I picked the applied approach as being the most useful for studying health because of what it allows you to do. This approach is a more hands-on than the other five. It allows you to choose between going to foreign countries and viewing the health practices of the inhabitants in that country, you can work in a hospital and help provide physicians with different methods to treating their patients, you can be involved with the government in making new policies on health, or can work in industry giving advice on potentially new treatment methods. To me the distinction between disease and illness is not obvious. They are two words that describe the same thing. For example, if you are infected with E. coli, yes, you have a disease but you are also going to be ill because of it.
The culture that Miner is discussing in the article is our own American culture. His detailed discussion of a number of the Nacirema’s rituals draws comparisons to some practices that our culture is involved in. He talks about some of the measures that these people go through just to receive substances that are supposed to have healing powers, which draws comparisons to some practices that are performed in America.

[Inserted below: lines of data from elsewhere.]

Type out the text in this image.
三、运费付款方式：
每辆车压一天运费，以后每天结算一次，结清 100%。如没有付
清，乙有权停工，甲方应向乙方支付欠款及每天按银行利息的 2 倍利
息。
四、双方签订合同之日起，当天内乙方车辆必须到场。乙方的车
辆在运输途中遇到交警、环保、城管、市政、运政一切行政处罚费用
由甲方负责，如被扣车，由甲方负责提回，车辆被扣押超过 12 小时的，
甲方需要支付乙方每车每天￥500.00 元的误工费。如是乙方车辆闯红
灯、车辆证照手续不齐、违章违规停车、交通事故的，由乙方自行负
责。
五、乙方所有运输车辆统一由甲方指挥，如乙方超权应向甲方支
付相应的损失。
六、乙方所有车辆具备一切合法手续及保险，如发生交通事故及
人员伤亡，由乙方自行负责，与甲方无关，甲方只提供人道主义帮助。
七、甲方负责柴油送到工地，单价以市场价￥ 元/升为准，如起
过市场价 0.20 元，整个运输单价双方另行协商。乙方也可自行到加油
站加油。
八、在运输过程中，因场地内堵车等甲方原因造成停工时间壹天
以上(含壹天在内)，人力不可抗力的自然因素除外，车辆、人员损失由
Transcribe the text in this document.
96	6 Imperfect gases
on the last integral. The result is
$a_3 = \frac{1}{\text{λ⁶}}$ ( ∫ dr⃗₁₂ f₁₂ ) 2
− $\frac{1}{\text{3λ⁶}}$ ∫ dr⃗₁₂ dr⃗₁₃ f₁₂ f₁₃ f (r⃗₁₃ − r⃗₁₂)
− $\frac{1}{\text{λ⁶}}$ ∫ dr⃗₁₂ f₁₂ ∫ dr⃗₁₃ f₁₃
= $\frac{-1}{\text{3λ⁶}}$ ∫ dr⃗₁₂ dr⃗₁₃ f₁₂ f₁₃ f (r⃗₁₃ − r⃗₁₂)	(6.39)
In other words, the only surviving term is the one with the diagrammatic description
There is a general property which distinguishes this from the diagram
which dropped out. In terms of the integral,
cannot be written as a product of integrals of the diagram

The realization that Miner was referring to our culture came to me near the end when he was discussing the methods the Nacirema have for altering body image. The holy-mouth-man applies substances to the villager’s teeth to avoid decay, much like how we go to a dentist to have our teeth looked at to avoid decay. Miner also talks about the daily body ritual performed by everyone called a mouth-rite, which draws comparisons to American’s daily tooth brushing activity. Finally, miner talks about the different methods the Nacerima go through in an effort to change people’s body image and draws comparisons to how vain the American culture can be about body image.